Rik developed a gelatine and glycerine-based recipe for biodegradable foam to replace the more traditional blown polyurethane. Natural ingredients were added to improve the strength, compression, and water resistance needed to make it suitable for footwear. Rik then created a Voronoi structure, 3D printed from a strong and flexible biodegradable filament used to form a skeleton for the sole and midsole of the shoe. The upper was cut from a Merino wool fabric with 3D printed details, printed heel and toe caps that are inserted with a plant fibre reinforcement and sewn shut before stitching onto the edge of the sole.
Rik says: “Entering the James Dyson Award is a great way to have your ideas and designs evaluated and brought in front of critical eyes, helping with the transition from idea to realistic opportunity. Taking student work and presenting it in a professional light is a difficult step and James Dyson helps bring a sense of support and community in New Zealand’s product design market.”
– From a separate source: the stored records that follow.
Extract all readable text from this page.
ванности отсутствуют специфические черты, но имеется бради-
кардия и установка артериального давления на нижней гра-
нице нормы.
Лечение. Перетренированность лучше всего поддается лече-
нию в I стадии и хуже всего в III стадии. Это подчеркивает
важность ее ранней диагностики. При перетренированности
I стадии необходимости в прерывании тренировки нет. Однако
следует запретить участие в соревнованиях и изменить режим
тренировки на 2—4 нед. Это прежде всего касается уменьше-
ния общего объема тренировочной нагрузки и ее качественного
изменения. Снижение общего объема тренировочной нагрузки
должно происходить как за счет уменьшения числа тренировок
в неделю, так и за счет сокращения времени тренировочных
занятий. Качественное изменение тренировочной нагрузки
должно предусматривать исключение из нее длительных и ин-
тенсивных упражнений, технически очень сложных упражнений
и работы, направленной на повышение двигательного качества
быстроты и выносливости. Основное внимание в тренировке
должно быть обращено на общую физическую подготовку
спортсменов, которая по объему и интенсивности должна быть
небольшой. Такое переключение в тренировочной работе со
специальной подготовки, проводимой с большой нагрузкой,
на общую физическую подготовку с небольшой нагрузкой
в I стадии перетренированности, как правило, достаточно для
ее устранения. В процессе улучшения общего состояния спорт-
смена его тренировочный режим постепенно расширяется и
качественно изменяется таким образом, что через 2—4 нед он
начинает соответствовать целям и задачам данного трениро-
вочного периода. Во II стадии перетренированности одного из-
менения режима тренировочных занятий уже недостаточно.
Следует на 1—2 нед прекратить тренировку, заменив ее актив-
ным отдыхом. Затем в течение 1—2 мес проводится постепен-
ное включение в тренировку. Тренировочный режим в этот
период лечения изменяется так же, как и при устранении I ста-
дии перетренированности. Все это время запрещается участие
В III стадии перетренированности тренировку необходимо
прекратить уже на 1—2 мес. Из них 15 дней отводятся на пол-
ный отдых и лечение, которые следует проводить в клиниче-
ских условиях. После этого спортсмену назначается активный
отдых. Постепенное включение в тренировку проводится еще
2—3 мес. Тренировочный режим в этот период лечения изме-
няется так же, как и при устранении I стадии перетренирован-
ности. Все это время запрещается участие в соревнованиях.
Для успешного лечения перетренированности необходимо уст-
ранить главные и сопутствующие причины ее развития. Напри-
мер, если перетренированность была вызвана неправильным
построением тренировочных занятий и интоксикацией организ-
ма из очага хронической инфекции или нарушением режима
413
As national winner of the James Dyson Award, Rik will receive NZ$3,500 to go towards his project, helping to test the strength and form of a biodegradable filament. All three finalists will move on to the international stage where a Top 20 will be selected by a panel of Dyson Engineers. The International Winner and Sustainability Winner will be handpicked by Sir James Dyson, with the International Winner receiving NZ$55,000 and NZ$9,500 for their university, and the Sustainability Winner receiving NZ$55,000, and announced on 19th November 2020.
 Staikos, T., & Rahimifard, S. (2007) A Decision-Making Model for Waste Management in the Footwear Industry. International Journal of Production Research, vol. 45, 4403–22.